On the applications side, we give a complete characterization of the sampling complexityof best Markovian arm identification in one-parameter Markovian bandit models. We derive instance specific nonasymptotic and asymptotic lower bounds which generalizing those of the i.i.d. setting, and we analyze the Track-and-Stop strategy, proving that asymptotically it is at most a factor of four apart from the lower bound.

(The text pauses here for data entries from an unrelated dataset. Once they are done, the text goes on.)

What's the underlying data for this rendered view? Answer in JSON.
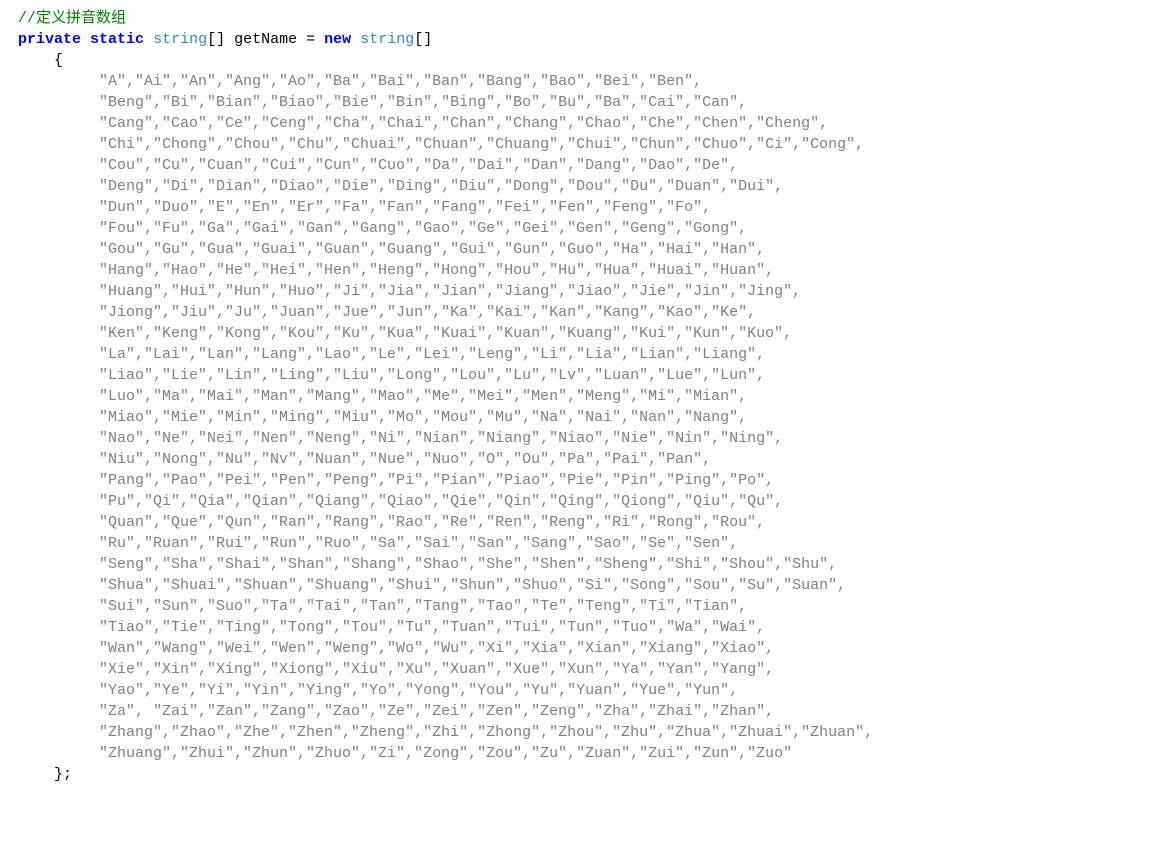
{
  "comment": "//定义拼音数组",
  "decl": {
    "kw_private": "private",
    "kw_static": "static",
    "type": "string",
    "name": "getName",
    "kw_new": "new",
    "type2": "string"
  },
  "lines": [
    "         \"A\",\"Ai\",\"An\",\"Ang\",\"Ao\",\"Ba\",\"Bai\",\"Ban\",\"Bang\",\"Bao\",\"Bei\",\"Ben\",",
    "         \"Beng\",\"Bi\",\"Bian\",\"Biao\",\"Bie\",\"Bin\",\"Bing\",\"Bo\",\"Bu\",\"Ba\",\"Cai\",\"Can\",",
    "         \"Cang\",\"Cao\",\"Ce\",\"Ceng\",\"Cha\",\"Chai\",\"Chan\",\"Chang\",\"Chao\",\"Che\",\"Chen\",\"Cheng\",",
    "         \"Chi\",\"Chong\",\"Chou\",\"Chu\",\"Chuai\",\"Chuan\",\"Chuang\",\"Chui\",\"Chun\",\"Chuo\",\"Ci\",\"Cong\",",
    "         \"Cou\",\"Cu\",\"Cuan\",\"Cui\",\"Cun\",\"Cuo\",\"Da\",\"Dai\",\"Dan\",\"Dang\",\"Dao\",\"De\",",
    "         \"Deng\",\"Di\",\"Dian\",\"Diao\",\"Die\",\"Ding\",\"Diu\",\"Dong\",\"Dou\",\"Du\",\"Duan\",\"Dui\",",
    "         \"Dun\",\"Duo\",\"E\",\"En\",\"Er\",\"Fa\",\"Fan\",\"Fang\",\"Fei\",\"Fen\",\"Feng\",\"Fo\",",
    "         \"Fou\",\"Fu\",\"Ga\",\"Gai\",\"Gan\",\"Gang\",\"Gao\",\"Ge\",\"Gei\",\"Gen\",\"Geng\",\"Gong\",",
    "         \"Gou\",\"Gu\",\"Gua\",\"Guai\",\"Guan\",\"Guang\",\"Gui\",\"Gun\",\"Guo\",\"Ha\",\"Hai\",\"Han\",",
    "         \"Hang\",\"Hao\",\"He\",\"Hei\",\"Hen\",\"Heng\",\"Hong\",\"Hou\",\"Hu\",\"Hua\",\"Huai\",\"Huan\",",
    "         \"Huang\",\"Hui\",\"Hun\",\"Huo\",\"Ji\",\"Jia\",\"Jian\",\"Jiang\",\"Jiao\",\"Jie\",\"Jin\",\"Jing\",",
    "         \"Jiong\",\"Jiu\",\"Ju\",\"Juan\",\"Jue\",\"Jun\",\"Ka\",\"Kai\",\"Kan\",\"Kang\",\"Kao\",\"Ke\",",
    "         \"Ken\",\"Keng\",\"Kong\",\"Kou\",\"Ku\",\"Kua\",\"Kuai\",\"Kuan\",\"Kuang\",\"Kui\",\"Kun\",\"Kuo\",",
    "         \"La\",\"Lai\",\"Lan\",\"Lang\",\"Lao\",\"Le\",\"Lei\",\"Leng\",\"Li\",\"Lia\",\"Lian\",\"Liang\",",
    "         \"Liao\",\"Lie\",\"Lin\",\"Ling\",\"Liu\",\"Long\",\"Lou\",\"Lu\",\"Lv\",\"Luan\",\"Lue\",\"Lun\",",
    "         \"Luo\",\"Ma\",\"Mai\",\"Man\",\"Mang\",\"Mao\",\"Me\",\"Mei\",\"Men\",\"Meng\",\"Mi\",\"Mian\",",
    "         \"Miao\",\"Mie\",\"Min\",\"Ming\",\"Miu\",\"Mo\",\"Mou\",\"Mu\",\"Na\",\"Nai\",\"Nan\",\"Nang\",",
    "         \"Nao\",\"Ne\",\"Nei\",\"Nen\",\"Neng\",\"Ni\",\"Nian\",\"Niang\",\"Niao\",\"Nie\",\"Nin\",\"Ning\",",
    "         \"Niu\",\"Nong\",\"Nu\",\"Nv\",\"Nuan\",\"Nue\",\"Nuo\",\"O\",\"Ou\",\"Pa\",\"Pai\",\"Pan\",",
    "         \"Pang\",\"Pao\",\"Pei\",\"Pen\",\"Peng\",\"Pi\",\"Pian\",\"Piao\",\"Pie\",\"Pin\",\"Ping\",\"Po\",",
    "         \"Pu\",\"Qi\",\"Qia\",\"Qian\",\"Qiang\",\"Qiao\",\"Qie\",\"Qin\",\"Qing\",\"Qiong\",\"Qiu\",\"Qu\",",
    "         \"Quan\",\"Que\",\"Qun\",\"Ran\",\"Rang\",\"Rao\",\"Re\",\"Ren\",\"Reng\",\"Ri\",\"Rong\",\"Rou\",",
    "         \"Ru\",\"Ruan\",\"Rui\",\"Run\",\"Ruo\",\"Sa\",\"Sai\",\"San\",\"Sang\",\"Sao\",\"Se\",\"Sen\",",
    "         \"Seng\",\"Sha\",\"Shai\",\"Shan\",\"Shang\",\"Shao\",\"She\",\"Shen\",\"Sheng\",\"Shi\",\"Shou\",\"Shu\",",
    "         \"Shua\",\"Shuai\",\"Shuan\",\"Shuang\",\"Shui\",\"Shun\",\"Shuo\",\"Si\",\"Song\",\"Sou\",\"Su\",\"Suan\",",
    "         \"Sui\",\"Sun\",\"Suo\",\"Ta\",\"Tai\",\"Tan\",\"Tang\",\"Tao\",\"Te\",\"Teng\",\"Ti\",\"Tian\",",
    "         \"Tiao\",\"Tie\",\"Ting\",\"Tong\",\"Tou\",\"Tu\",\"Tuan\",\"Tui\",\"Tun\",\"Tuo\",\"Wa\",\"Wai\",",
    "         \"Wan\",\"Wang\",\"Wei\",\"Wen\",\"Weng\",\"Wo\",\"Wu\",\"Xi\",\"Xia\",\"Xian\",\"Xiang\",\"Xiao\",",
    "         \"Xie\",\"Xin\",\"Xing\",\"Xiong\",\"Xiu\",\"Xu\",\"Xuan\",\"Xue\",\"Xun\",\"Ya\",\"Yan\",\"Yang\",",
    "         \"Yao\",\"Ye\",\"Yi\",\"Yin\",\"Ying\",\"Yo\",\"Yong\",\"You\",\"Yu\",\"Yuan\",\"Yue\",\"Yun\",",
    "         \"Za\", \"Zai\",\"Zan\",\"Zang\",\"Zao\",\"Ze\",\"Zei\",\"Zen\",\"Zeng\",\"Zha\",\"Zhai\",\"Zhan\",",
    "         \"Zhang\",\"Zhao\",\"Zhe\",\"Zhen\",\"Zheng\",\"Zhi\",\"Zhong\",\"Zhou\",\"Zhu\",\"Zhua\",\"Zhuai\",\"Zhuan\",",
    "         \"Zhuang\",\"Zhui\",\"Zhun\",\"Zhuo\",\"Zi\",\"Zong\",\"Zou\",\"Zu\",\"Zuan\",\"Zui\",\"Zun\",\"Zuo\""
  ],
  "open_brace": "    {",
  "close_brace": "    };"
}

We conclude with with an extension of the classic stochastic multi-armed bandit problem which involves multiple plays and Markovian rewards in the rested bandits setting.In order to tackle this problem we consider an adaptive allocation rule which at each stage combines the information from the sample means of all the arms, with the Kullback-Leibler upper confidence bound of a single arm which is selected in round-robin way. For rewards generated from a one-parameter exponential family of Markov chains, we provide a finite-time upper bound for the regret incurred from this adaptive allocation rule, which reveals the logarithmic dependence of the regret on the time horizon, and which is asymptotically optimal. As a byproduct of our analysis we also establish asymptotically optimal, finite-time guarantees for the case of multiple plays, and i.i.d. rewards drawn from a one-parameter exponential family of probability densities. Finally, we provide simulation results that illustrate that calculating Kullback-Leibler upper confidence bounds in a round-robin way, is significantly more efficient than calculating them for every arm at each round, and that the expected regrets of those two approaches behave similarly.